One of the restaurant’s three dining rooms is a video lounge where devotional movies, documentaries, and cooking shows can be viewed. Meanwhile on the second floor of the building, a variety of different educational programs will be offered from 5pm till 8pm on weekday evenings, including Bhakti Sastri study, japa workshops, introspective seminars, bhajan sessions, and classes on yoga, Mandala art painting, and mridanga drum.

In addition, visiting devotees and guests will offer one-time seminars on topics such as health, nutrition, and sustainable living, while of course customers can be pampered with massage and other holistic therapies.
“There’s still work to do to organize all the classes before they’re launched properly in May, but people are already asking about them a lot,” says Gandharvika.
In the meantime, the restaurant itself is far exceeding devotees’ expectations for such a recently launched project.
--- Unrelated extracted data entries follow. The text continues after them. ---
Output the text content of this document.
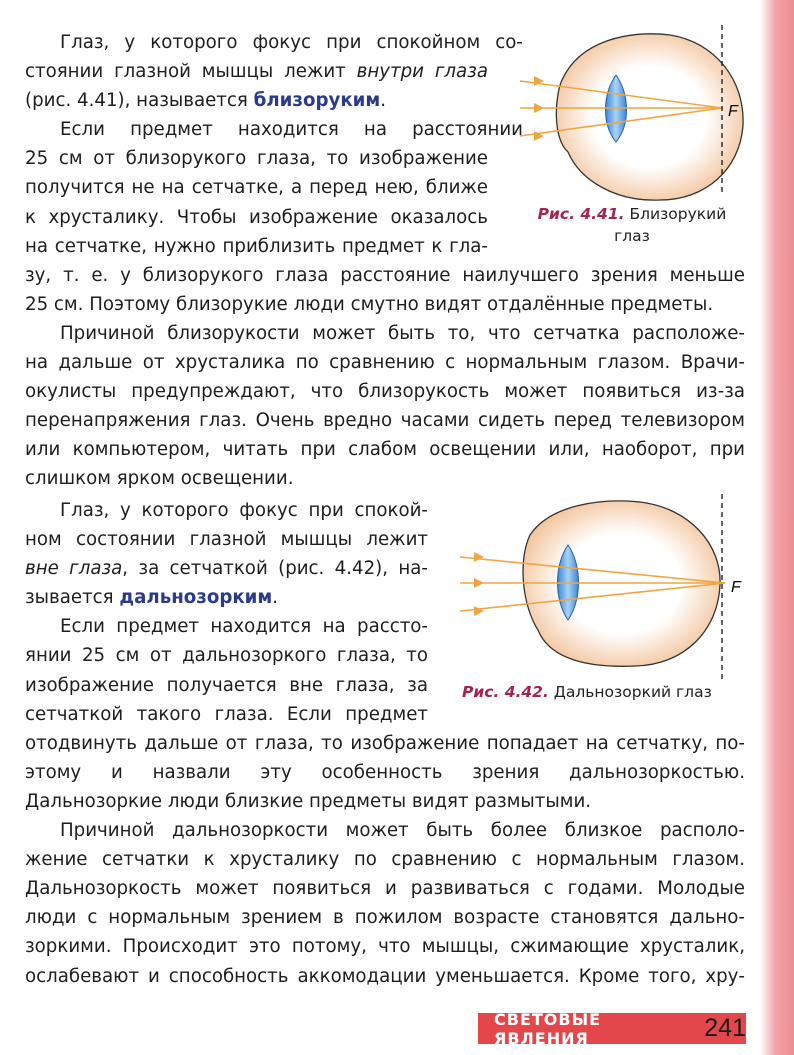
Глаз, у которого фокус при спокойном со-
стоянии глазной мышцы лежит внутри глаза
(рис. 4.41), называется близоруким.
Если предмет находится на расстоянии
25 см от близорукого глаза, то изображение
получится не на сетчатке, а перед нею, ближе
к хрусталику. Чтобы изображение оказалось
на сетчатке, нужно приблизить предмет к гла-
зу, т. е. у близорукого глаза расстояние наилучшего зрения меньше
25 см. Поэтому близорукие люди смутно видят отдалённые предметы.
Причиной близорукости может быть то, что сетчатка расположе-
на дальше от хрусталика по сравнению с нормальным глазом. Врачи-
окулисты предупреждают, что близорукость может появиться из-за
перенапряжения глаз. Очень вредно часами сидеть перед телевизором
или компьютером, читать при слабом освещении или, наоборот, при
слишком ярком освещении.
Глаз, у которого фокус при спокой-
ном состоянии глазной мышцы лежит
вне глаза, за сетчаткой (рис. 4.42), на-
зывается дальнозорким.
Если предмет находится на рассто-
янии 25 см от дальнозоркого глаза, то
изображение получается вне глаза, за
сетчаткой такого глаза. Если предмет
отодвинуть дальше от глаза, то изображение попадает на сетчатку, по-
этому и назвали эту особенность зрения дальнозоркостью.
Дальнозоркие люди близкие предметы видят размытыми.
Причиной дальнозоркости может быть более близкое располо-
жение сетчатки к хрусталику по сравнению с нормальным глазом.
Дальнозоркость может появиться и развиваться с годами. Молодые
люди с нормальным зрением в пожилом возрасте становятся дально-
зоркими. Происходит это потому, что мышцы, сжимающие хрусталик,
ослабевают и способность аккомодации уменьшается. Кроме того, хру-
F
Рис. 4.41. Близорукий
глаз
F
Рис. 4.42. Дальнозоркий глаз
СВЕТОВЫЕ ЯВЛЕНИЯ	241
There’s been a full house nearly every day since day one, people must wait for tables to open on Saturdays, and reservations have to be booked for evenings.

“We decided to develop this phase first in order to maintain the rest of the project, as well as to offer devotees in the community a sustainable source of income,” Gandharvika says. “Next, we plan to promote fun evening events, catering and delivery, develop the educational aspect more, and eventually build a beautiful new temple and ashrama facility. It’s exciting!”